Brutality and exploitation at Parchman Farm continued well into the 1960s, and was only stopped by the Civil Rights movement. In 1970, a New York attorney, Roy Haber, started collecting information about abuses at Parchment Farm (which was not easy given the intimidation from the authorities against him and violence against inmates who cooperated with him). Finally he was able to compile a list of murders, rapes, beatings and tortures at Parchman Farm between 1969 and 71, which ran into 50 single spaced pages, and the snippets that Oshinsky recounts are truly disturbing (pp. 241-245).
Convict leasing and hard labor at Parchman plantation are gone. But with this history of a penal system designed to lock up and repress blacks, it is natural to wonder — or even hypothesize — that what we are seeing today is a nationwide continuation of both that system and its long-run consequences. After all, as journalist Ray Stannard Baker noted, the distinctive logic of the Jim Crow penal system required a particular type of justice (p. 63):
One thing impressed me especially… A [black man] brought in… was punished much more severely than a white man arrested for the same offense.

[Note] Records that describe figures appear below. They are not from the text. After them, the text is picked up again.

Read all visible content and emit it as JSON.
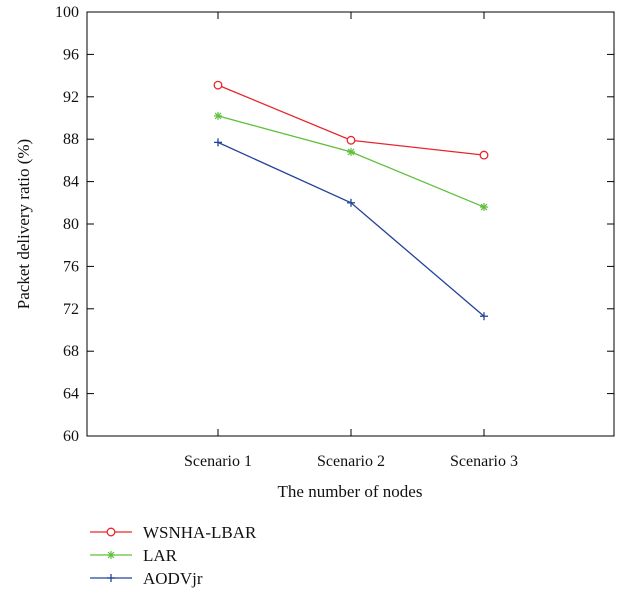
{
  "chart_data": {
    "type": "line",
    "categories": [
      "Scenario 1",
      "Scenario 2",
      "Scenario 3"
    ],
    "xlabel": "The number of nodes",
    "ylabel": "Packet delivery ratio (%)",
    "ylim": [
      60,
      100
    ],
    "yticks": [
      60,
      64,
      68,
      72,
      76,
      80,
      84,
      88,
      92,
      96,
      100
    ],
    "grid": false,
    "legend_position": "bottom-left (below plot)",
    "series": [
      {
        "name": "WSNHA-LBAR",
        "values": [
          93.1,
          87.9,
          86.5
        ],
        "color": "#e8262a",
        "marker": "circle"
      },
      {
        "name": "LAR",
        "values": [
          90.2,
          86.8,
          81.6
        ],
        "color": "#5fbf3c",
        "marker": "asterisk"
      },
      {
        "name": "AODVjr",
        "values": [
          87.7,
          82.0,
          71.3
        ],
        "color": "#23439a",
        "marker": "plus"
      }
    ]
  }
}
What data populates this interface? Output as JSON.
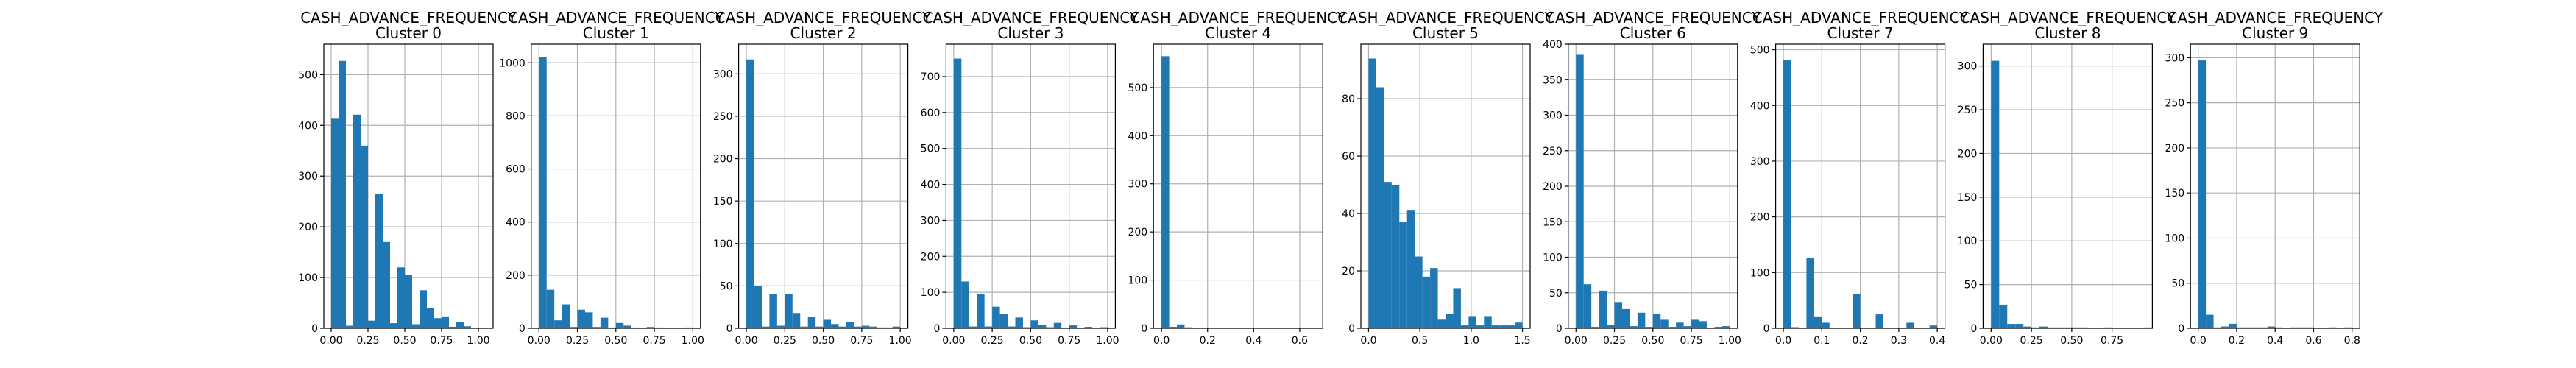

Against this background, Michelle Alexander’s claims about the origins of mass incarceration do not seem as incredulous, for example when she writes (p.225):
Mass incarceration as we know it would not exist today but for the racialization of crime in the media and political discourse. The War on Drugs was declared as part of a political ploy to capitalize on white racial resentment against African Americans…
Could this be the basis of the new Jim Crow? Could the incarceration of so many black men be a continuation under a different guise of the penal system that developed in the South after Reconstruction? Could this be, paraphrasing Robert Michels and our own use of his Iron Law of Oligarchy, “the Iron Law of Discrimination”?